Nothing is less forgiving than a veneer job. If the glue bleeds through the grain no amount of scraping will remove it. If the vacuum doesn't clamp down to 25 hg, bubbles form under the veneer. I lost count of all the doors and furniture blanks I threw away before I finally got the hang of it. I'd rather have a root canal than go through that again.

Still, doing it yourself does give you control of the final product. For the kitchen cabinetry, I was able to book match the veneer horizontally to accentuate the raked out lines of the block work; the same for the Wright designed furniture, all of which was reconstructed from the original prints.

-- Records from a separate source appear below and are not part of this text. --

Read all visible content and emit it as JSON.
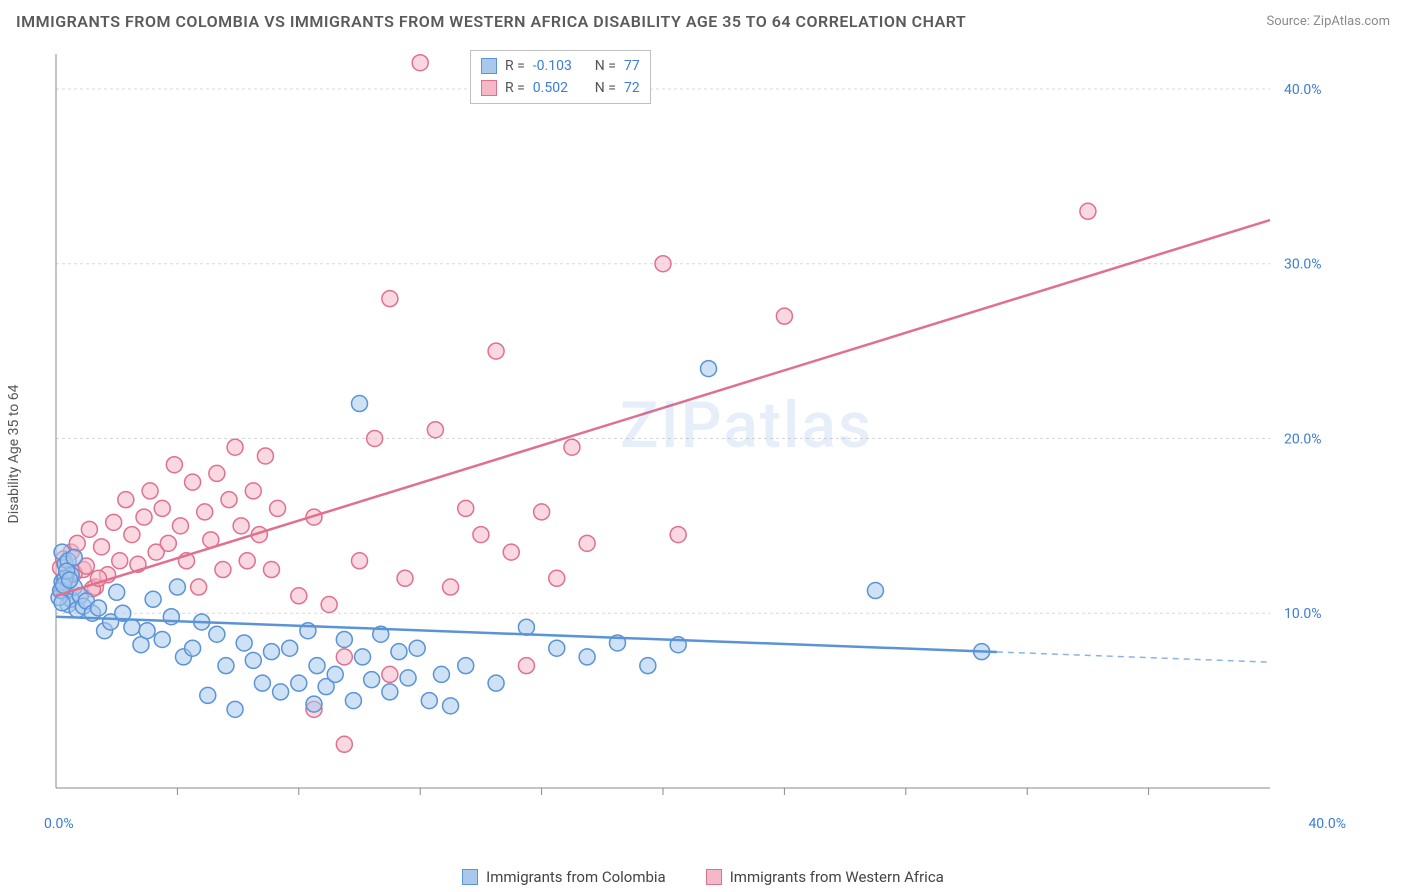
{
  "title": "IMMIGRANTS FROM COLOMBIA VS IMMIGRANTS FROM WESTERN AFRICA DISABILITY AGE 35 TO 64 CORRELATION CHART",
  "source": "Source: ZipAtlas.com",
  "ylabel": "Disability Age 35 to 64",
  "watermark": "ZIPatlas",
  "chart": {
    "type": "scatter",
    "xlim": [
      0,
      40
    ],
    "ylim": [
      0,
      42
    ],
    "xtick_labels": [
      "0.0%",
      "40.0%"
    ],
    "ytick_labels": [
      "10.0%",
      "20.0%",
      "30.0%",
      "40.0%"
    ],
    "ytick_values": [
      10,
      20,
      30,
      40
    ],
    "minor_xticks": [
      4,
      8,
      12,
      16,
      20,
      24,
      28,
      32,
      36
    ],
    "grid_color": "#d8d8d8",
    "axis_color": "#888888",
    "background_color": "#ffffff",
    "marker_radius": 8,
    "marker_stroke_width": 1.5,
    "line_width": 2.5,
    "series": [
      {
        "name": "Immigrants from Colombia",
        "fill": "#a8c8ec",
        "stroke": "#5a93d6",
        "fill_opacity": 0.55,
        "R": "-0.103",
        "N": "77",
        "trend": {
          "y_at_x0": 9.8,
          "y_at_x40": 7.2,
          "solid_until_x": 31
        },
        "points": [
          [
            0.3,
            11.2
          ],
          [
            0.4,
            10.5
          ],
          [
            0.5,
            10.8
          ],
          [
            0.6,
            11.5
          ],
          [
            0.7,
            10.2
          ],
          [
            0.8,
            11.0
          ],
          [
            0.9,
            10.4
          ],
          [
            1.0,
            10.7
          ],
          [
            1.2,
            10.0
          ],
          [
            1.4,
            10.3
          ],
          [
            1.6,
            9.0
          ],
          [
            1.8,
            9.5
          ],
          [
            2.0,
            11.2
          ],
          [
            2.2,
            10.0
          ],
          [
            2.5,
            9.2
          ],
          [
            2.8,
            8.2
          ],
          [
            3.0,
            9.0
          ],
          [
            3.2,
            10.8
          ],
          [
            3.5,
            8.5
          ],
          [
            3.8,
            9.8
          ],
          [
            4.0,
            11.5
          ],
          [
            4.2,
            7.5
          ],
          [
            4.5,
            8.0
          ],
          [
            4.8,
            9.5
          ],
          [
            5.0,
            5.3
          ],
          [
            5.3,
            8.8
          ],
          [
            5.6,
            7.0
          ],
          [
            5.9,
            4.5
          ],
          [
            6.2,
            8.3
          ],
          [
            6.5,
            7.3
          ],
          [
            6.8,
            6.0
          ],
          [
            7.1,
            7.8
          ],
          [
            7.4,
            5.5
          ],
          [
            7.7,
            8.0
          ],
          [
            8.0,
            6.0
          ],
          [
            8.3,
            9.0
          ],
          [
            8.6,
            7.0
          ],
          [
            8.9,
            5.8
          ],
          [
            9.2,
            6.5
          ],
          [
            9.5,
            8.5
          ],
          [
            9.8,
            5.0
          ],
          [
            10.1,
            7.5
          ],
          [
            10.4,
            6.2
          ],
          [
            10.7,
            8.8
          ],
          [
            11.0,
            5.5
          ],
          [
            11.3,
            7.8
          ],
          [
            11.6,
            6.3
          ],
          [
            11.9,
            8.0
          ],
          [
            12.3,
            5.0
          ],
          [
            12.7,
            6.5
          ],
          [
            13.5,
            7.0
          ],
          [
            14.5,
            6.0
          ],
          [
            15.5,
            9.2
          ],
          [
            16.5,
            8.0
          ],
          [
            17.5,
            7.5
          ],
          [
            18.5,
            8.3
          ],
          [
            19.5,
            7.0
          ],
          [
            20.5,
            8.2
          ],
          [
            21.5,
            24.0
          ],
          [
            27.0,
            11.3
          ],
          [
            30.5,
            7.8
          ],
          [
            10.0,
            22.0
          ],
          [
            13.0,
            4.7
          ],
          [
            8.5,
            4.8
          ],
          [
            0.2,
            13.5
          ],
          [
            0.3,
            12.8
          ],
          [
            0.4,
            13.0
          ],
          [
            0.5,
            12.2
          ],
          [
            0.6,
            13.2
          ],
          [
            0.2,
            11.8
          ],
          [
            0.3,
            12.0
          ],
          [
            0.1,
            10.9
          ],
          [
            0.15,
            11.3
          ],
          [
            0.25,
            11.6
          ],
          [
            0.35,
            12.4
          ],
          [
            0.45,
            11.9
          ],
          [
            0.2,
            10.6
          ]
        ]
      },
      {
        "name": "Immigrants from Western Africa",
        "fill": "#f5b8c8",
        "stroke": "#e0708f",
        "fill_opacity": 0.55,
        "R": "0.502",
        "N": "72",
        "trend": {
          "y_at_x0": 11.0,
          "y_at_x40": 32.5,
          "solid_until_x": 40
        },
        "points": [
          [
            0.3,
            12.0
          ],
          [
            0.5,
            13.5
          ],
          [
            0.7,
            14.0
          ],
          [
            0.9,
            12.5
          ],
          [
            1.1,
            14.8
          ],
          [
            1.3,
            11.5
          ],
          [
            1.5,
            13.8
          ],
          [
            1.7,
            12.2
          ],
          [
            1.9,
            15.2
          ],
          [
            2.1,
            13.0
          ],
          [
            2.3,
            16.5
          ],
          [
            2.5,
            14.5
          ],
          [
            2.7,
            12.8
          ],
          [
            2.9,
            15.5
          ],
          [
            3.1,
            17.0
          ],
          [
            3.3,
            13.5
          ],
          [
            3.5,
            16.0
          ],
          [
            3.7,
            14.0
          ],
          [
            3.9,
            18.5
          ],
          [
            4.1,
            15.0
          ],
          [
            4.3,
            13.0
          ],
          [
            4.5,
            17.5
          ],
          [
            4.7,
            11.5
          ],
          [
            4.9,
            15.8
          ],
          [
            5.1,
            14.2
          ],
          [
            5.3,
            18.0
          ],
          [
            5.5,
            12.5
          ],
          [
            5.7,
            16.5
          ],
          [
            5.9,
            19.5
          ],
          [
            6.1,
            15.0
          ],
          [
            6.3,
            13.0
          ],
          [
            6.5,
            17.0
          ],
          [
            6.7,
            14.5
          ],
          [
            6.9,
            19.0
          ],
          [
            7.1,
            12.5
          ],
          [
            7.3,
            16.0
          ],
          [
            8.0,
            11.0
          ],
          [
            8.5,
            15.5
          ],
          [
            9.0,
            10.5
          ],
          [
            9.5,
            7.5
          ],
          [
            10.0,
            13.0
          ],
          [
            10.5,
            20.0
          ],
          [
            11.0,
            28.0
          ],
          [
            11.5,
            12.0
          ],
          [
            12.0,
            41.5
          ],
          [
            12.5,
            20.5
          ],
          [
            13.0,
            11.5
          ],
          [
            13.5,
            16.0
          ],
          [
            14.0,
            14.5
          ],
          [
            14.5,
            25.0
          ],
          [
            15.0,
            13.5
          ],
          [
            15.5,
            7.0
          ],
          [
            16.0,
            15.8
          ],
          [
            16.5,
            12.0
          ],
          [
            17.0,
            19.5
          ],
          [
            17.5,
            14.0
          ],
          [
            8.5,
            4.5
          ],
          [
            9.5,
            2.5
          ],
          [
            11.0,
            6.5
          ],
          [
            20.0,
            30.0
          ],
          [
            20.5,
            14.5
          ],
          [
            24.0,
            27.0
          ],
          [
            34.0,
            33.0
          ],
          [
            0.2,
            11.3
          ],
          [
            0.4,
            11.8
          ],
          [
            0.6,
            12.3
          ],
          [
            0.8,
            11.0
          ],
          [
            1.0,
            12.7
          ],
          [
            1.2,
            11.4
          ],
          [
            1.4,
            12.0
          ],
          [
            0.15,
            12.6
          ],
          [
            0.25,
            13.1
          ]
        ]
      }
    ]
  },
  "stat_box": {
    "rows": [
      {
        "swatch_fill": "#a8c8ec",
        "swatch_stroke": "#5a93d6",
        "r_label": "R =",
        "n_label": "N ="
      },
      {
        "swatch_fill": "#f5b8c8",
        "swatch_stroke": "#e0708f",
        "r_label": "R =",
        "n_label": "N ="
      }
    ]
  },
  "legend": [
    {
      "fill": "#a8c8ec",
      "stroke": "#5a93d6",
      "label": "Immigrants from Colombia"
    },
    {
      "fill": "#f5b8c8",
      "stroke": "#e0708f",
      "label": "Immigrants from Western Africa"
    }
  ]
}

Having a forest at my disposal had other advantages as well. While cutting out a new logging road, I came across a weathered fence post. When I pulled it out and cut four inches off the bottom, the wood was as bright yellow as the day my great-grandfather put it in a century earlier, despite having stood in the soggiest part of the farm. It was locust, a species of tree prized by the Amish hereabouts for its durability. According to my Amish miller, locust "lasts two years longer than stone". It occurred to me that it might be an ideal material for repairing the rotted out windowsills, and I had plenty of locust trees to choose from. This proved so successful that I used it in other moisture-prone locations, such as countertops for the bathroom vanities. In my opinion, locust is a vastly under-appreciated wood. Lumberyards don't even stock it.

Now four years have gone by, four years of six-day weeks, ten hours a day, and the house is finished at last. Well, maybe. Like all Wright dwellings, Penfield House is a high maintenance item, which means restoration is an ongoing process. Already it's time to touch up the exterior again. The sagging cantilever has yet to be restored. And on and on.

We never did move back in. We've turned the house into a vacation rental. This allows Wright enthusiasts a chance to have the place all to themselves, to experience it not as a house museum, but as their own home, like I did as a kid. Besides, nobody just lives in a Wright house: they evolve in it. I'm not the same guy I was four years ago. By the time I'd taught myself carpentry, cabinetry, welding, wiring, plumbing, heating, masonry and how to operate bulldozers and backhoes, I'd changed. Maybe that's the real meaning behind the word "organic": change. While I restored the house, the house was restoring me.

One more thing: Dad had a second house designed by Mr. Wright. The plans arrived two weeks after Wright's death, so it's his last residential commission. Since we still have the original site… Tell you what, let's meet back here during my next lifetime and I'll let you know how that turned out.